Je regarde l'éclat blanc dans ma main. Petit, nacré, insignifiant. Sipralexa, 10 mg. Le médecin m'a dit : "Un demi le matin après manger pendant une semaine, puis un entier après. Dans trois semaines, vous devriez sentir une amélioration. Revenez me voir quand la boîte est vide." J'ai hoché la tête, et suis rentré chez moi avec l'impression d'avoir basculé dans une autre dimension.

Durant des semaines, j'ai résisté. Pas question de devenir dépendant de ces saloperies chimiques, pas question de transformer mon cerveau en zombie anesthésié, pas question de capituler devant la facilité d'une solution pharmaceutique. Je voulais m'en sortir par moi-même, par la volonté, cette putain de volonté qui déplace les montagnes et qui m'avait permis de faire des choses incroyables. Les médocs, c'était pour les faibles, les abandonnés, ceux qui ne savaient pas se prendre en main. Sauf que – quelle surprise – la volonté ne suffisait pas. Quand à la thérapie, à laquelle je m'étais résolu, elle aidait un peu, mais… Lentement. Beaucoup trop lentement. J'avais dit à V., moitié mort de trouille, moitié en crânant : "2-3 semaines, et vous m'avez remis sur pied, n'est-ce pas ?". Elle avait souri. Et l'effondrement continuait, inexorable, miette après miette, je semais des cendres de mon mental un peu partout.

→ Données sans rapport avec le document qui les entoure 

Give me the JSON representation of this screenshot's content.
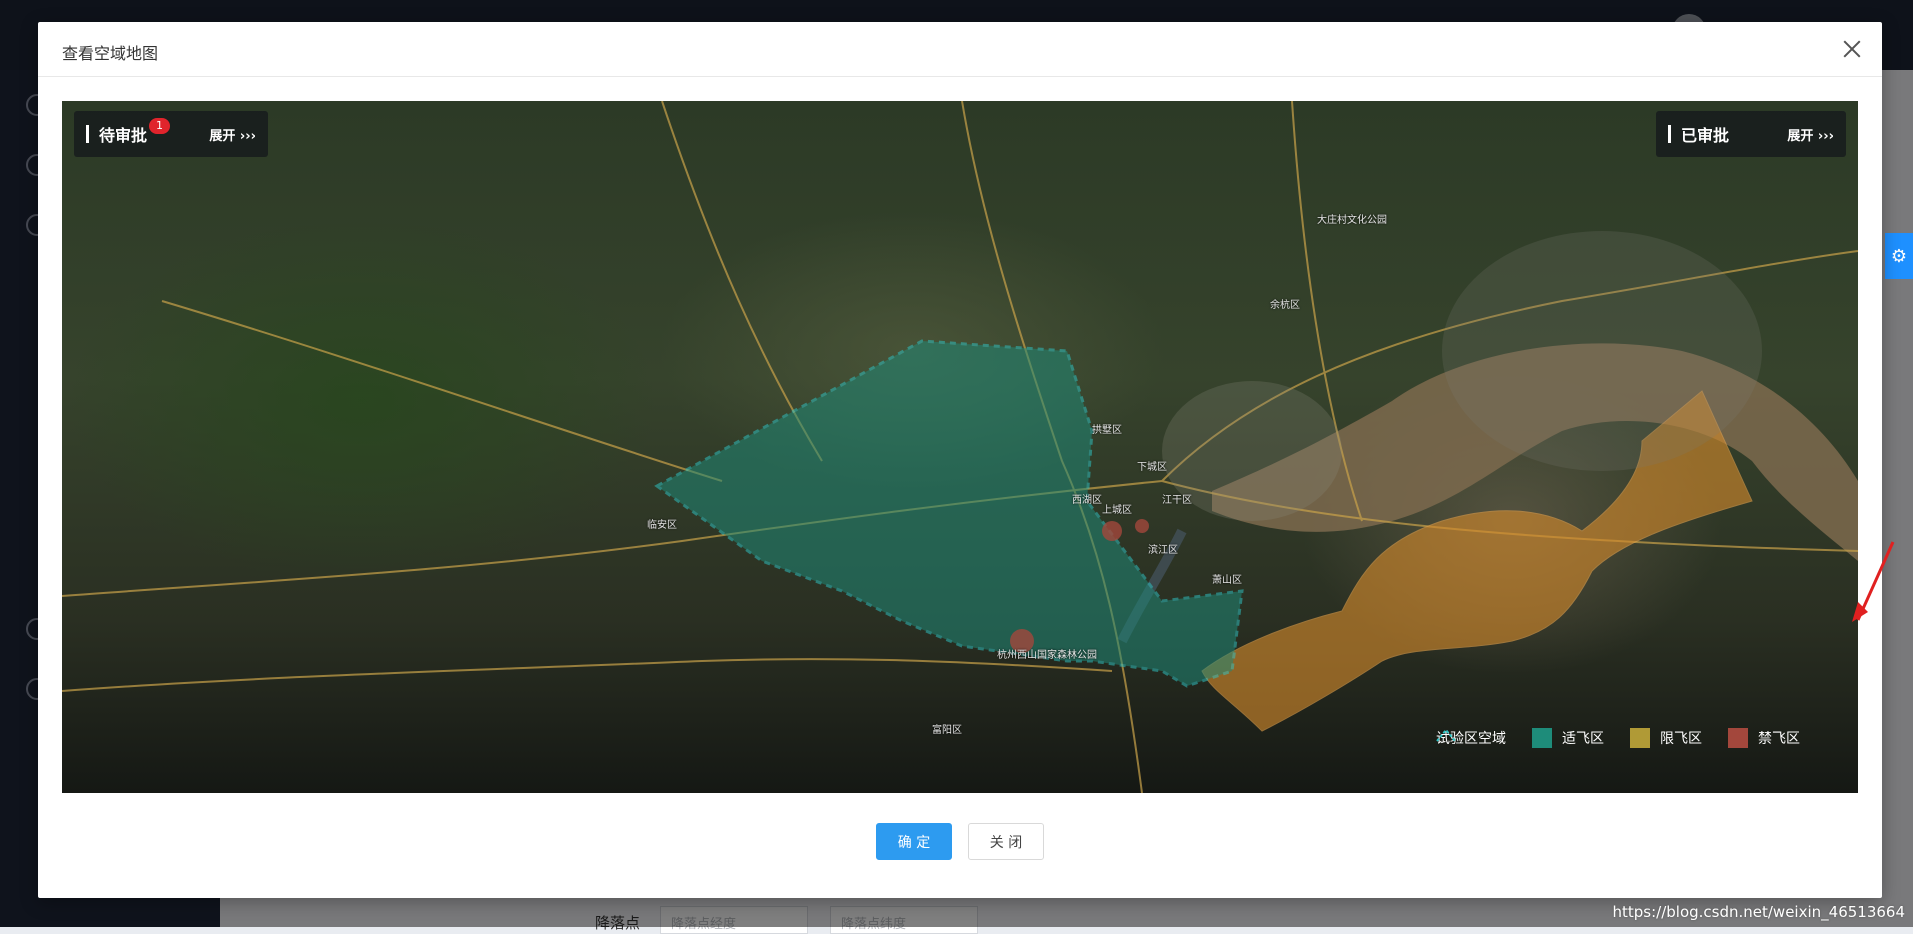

Alors j'ai avalé le comprimé. J'ai attendu. Comme un antibiotique, je m'attendais à ce que ça fasse effet rapidement. Spoiler : ça ne marche pas comme ça.

Les trois premières semaines, rien. Ou plutôt si : des nausées légères le matin, une sensation de flottement désagréable, l'impression d'être légèrement décalé par rapport au monde. Puis, au bout d'un mois, les choses se sont gâtées. Les crises d'angoisse ont commencé. Pas juste des petites pointes d'anxiété, non : des crises de panique en règle, format industriel, qui me prenaient sans prévenir, n'importe où, n'importe quand. Le cœur qui s'emballe, les tripes en chapelet de nœuds marins, le cœur qui va exploser, les poumons qui aspirent du vide, l'impression de mourir dans les cinq minutes. Soit – ô ironie suprême – exactement le genre de truc que le Sipralexa était censé éviter.

J'ai appelé mon médecin, paniqué. Il s'est étonné un instant : "Normalement le Sipralexa a plutôt tendance à diminuer l'anxiété. Mais bon, chaque patient réagit différemment. On va essayer autre chose." Voilà. "Chaque patient réagit différemment." La formule magique pour dire : désolé, t'as pas de bol, t'es dans les 30 à 40% pour qui ça marche pas, ou pire, pour qui ça aggrave les choses. T'es pas un cas exceptionnel ou une bizarrerie dans un bouquin de médecine, t'es juste une statistique. Effectivement, pas de bol.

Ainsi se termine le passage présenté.